On Wednesdays, We Ask Questions: Optimizing "Active Listening" in Automated Legal Triage and Referral
For legal intake workers and applicants, this work proposes an evaluation rubric for legal triage questions and highlights the need for higher-cost models and domain-specific screening protocols.
The FETCH classifier uses LLMs to generate follow-up questions for legal triage. Results show that low-cost LLMs produce poor-quality questions, while adding a high-cost model (GPT-5) improves classification accuracy, though fact elicitation remains uneven across legal categories.

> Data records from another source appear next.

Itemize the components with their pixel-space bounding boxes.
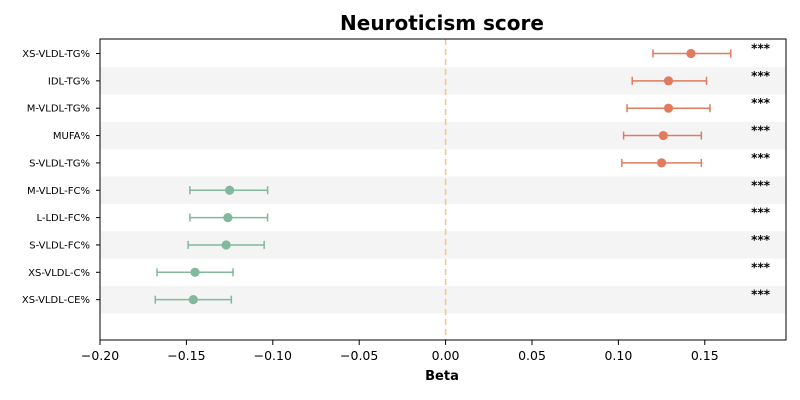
beta-point — [686, 48, 696, 59]
y-tick-label: M-VLDL-TG% — [27, 104, 90, 115]
x-tick-label: −0.10 — [254, 348, 292, 363]
x-tick-label: −0.05 — [340, 348, 378, 363]
y-tick-label: IDL-TG% — [48, 76, 90, 87]
significance-label: *** — [751, 206, 771, 220]
y-tick-label: S-VLDL-FC% — [29, 240, 90, 251]
significance-label: *** — [751, 178, 771, 192]
significance-label: *** — [751, 151, 771, 165]
x-tick-label: −0.15 — [167, 348, 205, 363]
beta-point — [223, 213, 233, 223]
beta-point — [658, 130, 668, 141]
significance-label: *** — [751, 69, 771, 83]
x-tick-label: 0.05 — [518, 348, 546, 363]
significance-label: *** — [751, 96, 771, 110]
beta-point — [190, 267, 200, 277]
y-tick-label: L-LDL-FC% — [36, 213, 90, 224]
y-tick-label: XS-VLDL-CE% — [22, 295, 90, 306]
chart-title: Neuroticism score — [340, 11, 544, 35]
significance-label: *** — [751, 288, 771, 302]
y-tick-label: XS-VLDL-TG% — [22, 49, 90, 60]
plot-frame — [99, 38, 787, 341]
significance-label: *** — [751, 124, 771, 138]
significance-label: *** — [751, 42, 771, 56]
beta-point — [663, 103, 674, 113]
significance-label: *** — [751, 260, 771, 274]
y-tick-label: XS-VLDL-C% — [28, 268, 90, 279]
x-tick-label: 0.00 — [432, 348, 460, 363]
x-tick-label: 0.10 — [604, 348, 632, 363]
beta-point — [224, 185, 235, 195]
beta-point — [663, 76, 674, 86]
data-marks — [154, 48, 732, 305]
x-tick-label: 0.15 — [691, 348, 719, 363]
y-axis: XS-VLDL-TG% IDL-TG% M-VLDL-TG% MUFA% S-VLDL-… — [22, 49, 100, 306]
beta-point — [656, 158, 667, 168]
beta-point — [221, 240, 231, 250]
y-tick-label: S-VLDL-TG% — [29, 158, 90, 169]
y-tick-label: M-VLDL-FC% — [27, 186, 90, 197]
significance-label: *** — [751, 233, 771, 247]
significance-labels: *** *** *** *** *** *** *** *** *** *** — [751, 42, 771, 302]
x-tick-label: −0.20 — [81, 348, 119, 363]
beta-point — [188, 295, 198, 305]
y-tick-label: MUFA% — [53, 131, 90, 142]
x-axis: −0.20 −0.15 −0.10 −0.05 0.00 0.05 0.10 0.15 — [81, 340, 719, 363]
x-axis-label: Beta — [425, 369, 459, 384]
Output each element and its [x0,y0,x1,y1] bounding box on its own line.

The FETCH classifier generates follow-up questions to help refine the best match for the applicant's legal problem, using a low-cost ensemble of LLMs. In this paper, we describe an expert attorney and LLM-assisted evaluation of the follow-up question approach in FETCH and show that while low-cost LLMs perform well at classification tasks, generating high-quality plain-language questions in this setting appears to require a more sophisticated and higher-cost model. Through discussion with legal intake workers, we propose a rubric for the evaluation of legal intake classification questions, and we find that prompt engineering alone is not enough to improve question quality for intake purposes. We also find that LLM-as-judge and human ratings diverge. We demonstrate that with the addition of a single high-cost model, GPT-5, the classifier can elicit relevant information from applicants for legal help, and that the questions lead to more accurate performance at classification tasks. We also find uneven fact elicitation across different categories, including domestic violence, at odds with family law screening protocols, suggesting the value of including dedicated screening panels for certain areas of law.